The Courier Masthead
 07 April 2007   Latest News
       

 
Dundee scientists’ eczema finding

SCIENTISTS AT Dundee University have taken a step closer to understanding eczema and related allergic diseases with the discovery that people from different ethnic backgrounds have different mutations of the gene that causes the debilitating skin disorder.

Professor Irwin McLean and his team from the College of Medicine, Dentistry and Nursing at Dundee University, together with Dr Alan Irvine in Dublin, have used a ground-breaking new method to examine the filaggrin gene.

The team made a major breakthrough last year when they reported that defects in the filaggrin gene can cause dry skin, eczema, eczema-associated asthma and other allergies. Their continued work has now shown that within the gene there can be several faults and that eczema sufferers of different ethnic backgrounds will have different faults within the gene.
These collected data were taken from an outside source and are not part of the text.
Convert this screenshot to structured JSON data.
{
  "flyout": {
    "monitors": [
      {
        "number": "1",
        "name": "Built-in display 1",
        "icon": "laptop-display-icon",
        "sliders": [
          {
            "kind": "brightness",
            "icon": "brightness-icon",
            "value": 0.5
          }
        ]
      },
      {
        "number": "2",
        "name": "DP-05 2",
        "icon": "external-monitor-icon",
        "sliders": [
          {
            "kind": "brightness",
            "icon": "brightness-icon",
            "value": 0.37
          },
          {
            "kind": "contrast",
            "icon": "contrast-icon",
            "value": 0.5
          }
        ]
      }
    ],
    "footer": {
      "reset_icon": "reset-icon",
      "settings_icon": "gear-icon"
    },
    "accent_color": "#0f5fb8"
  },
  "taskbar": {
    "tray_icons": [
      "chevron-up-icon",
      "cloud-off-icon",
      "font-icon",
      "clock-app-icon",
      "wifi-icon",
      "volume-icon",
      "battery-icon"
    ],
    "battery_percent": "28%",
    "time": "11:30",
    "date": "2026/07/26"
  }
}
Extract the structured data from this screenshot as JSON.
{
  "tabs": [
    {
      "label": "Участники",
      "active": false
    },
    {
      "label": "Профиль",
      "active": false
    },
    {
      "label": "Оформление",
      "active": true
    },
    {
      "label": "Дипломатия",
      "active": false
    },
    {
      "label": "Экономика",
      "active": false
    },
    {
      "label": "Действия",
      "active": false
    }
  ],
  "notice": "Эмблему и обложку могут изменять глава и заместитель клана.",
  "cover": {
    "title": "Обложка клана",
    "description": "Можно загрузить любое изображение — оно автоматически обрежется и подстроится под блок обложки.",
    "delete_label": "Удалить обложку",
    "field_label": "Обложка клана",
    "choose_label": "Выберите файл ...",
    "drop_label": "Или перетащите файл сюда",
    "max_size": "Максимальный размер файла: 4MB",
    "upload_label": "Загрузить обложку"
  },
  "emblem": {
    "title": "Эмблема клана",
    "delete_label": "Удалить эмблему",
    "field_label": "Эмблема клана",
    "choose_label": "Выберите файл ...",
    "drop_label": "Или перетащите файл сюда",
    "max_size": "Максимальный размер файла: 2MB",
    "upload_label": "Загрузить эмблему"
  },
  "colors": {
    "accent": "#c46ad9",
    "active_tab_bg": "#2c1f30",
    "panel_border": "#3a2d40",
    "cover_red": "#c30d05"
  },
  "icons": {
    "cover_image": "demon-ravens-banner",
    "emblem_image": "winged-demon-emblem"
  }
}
They have found, so far, 15 different mutations within the gene—if you have a mutation in your gene, you have a 60 per cent chance of having eczema. If you have two mutations in your gene, you have an almost 100 per cent chance of having eczema.

Of the mutations, five were prevalent in the European patients examined, who were mainly from the UK and Ireland, and nine per cent of the population were shown to carry these gene defects. There were also two mutations prevalent in the Oriental populations that were tested. Other mutations in the gene were found in single families and so are very rare or family specific.

Eczema affects one in five children in the UK alone and is just as common in most parts of the world. In the UK and Irish populations, the Dundee and Dublin groups have shown that the filaggrin gene is involved in about half of the severe, difficult-to-treat cases of eczema.

The knowledge that Irwin McLean’s team is building will help them develop a full picture of the disease, enable genetic testing, and take them closer to discovering new, more effective treatments in years to come. Their findings will be published in Nature magazine.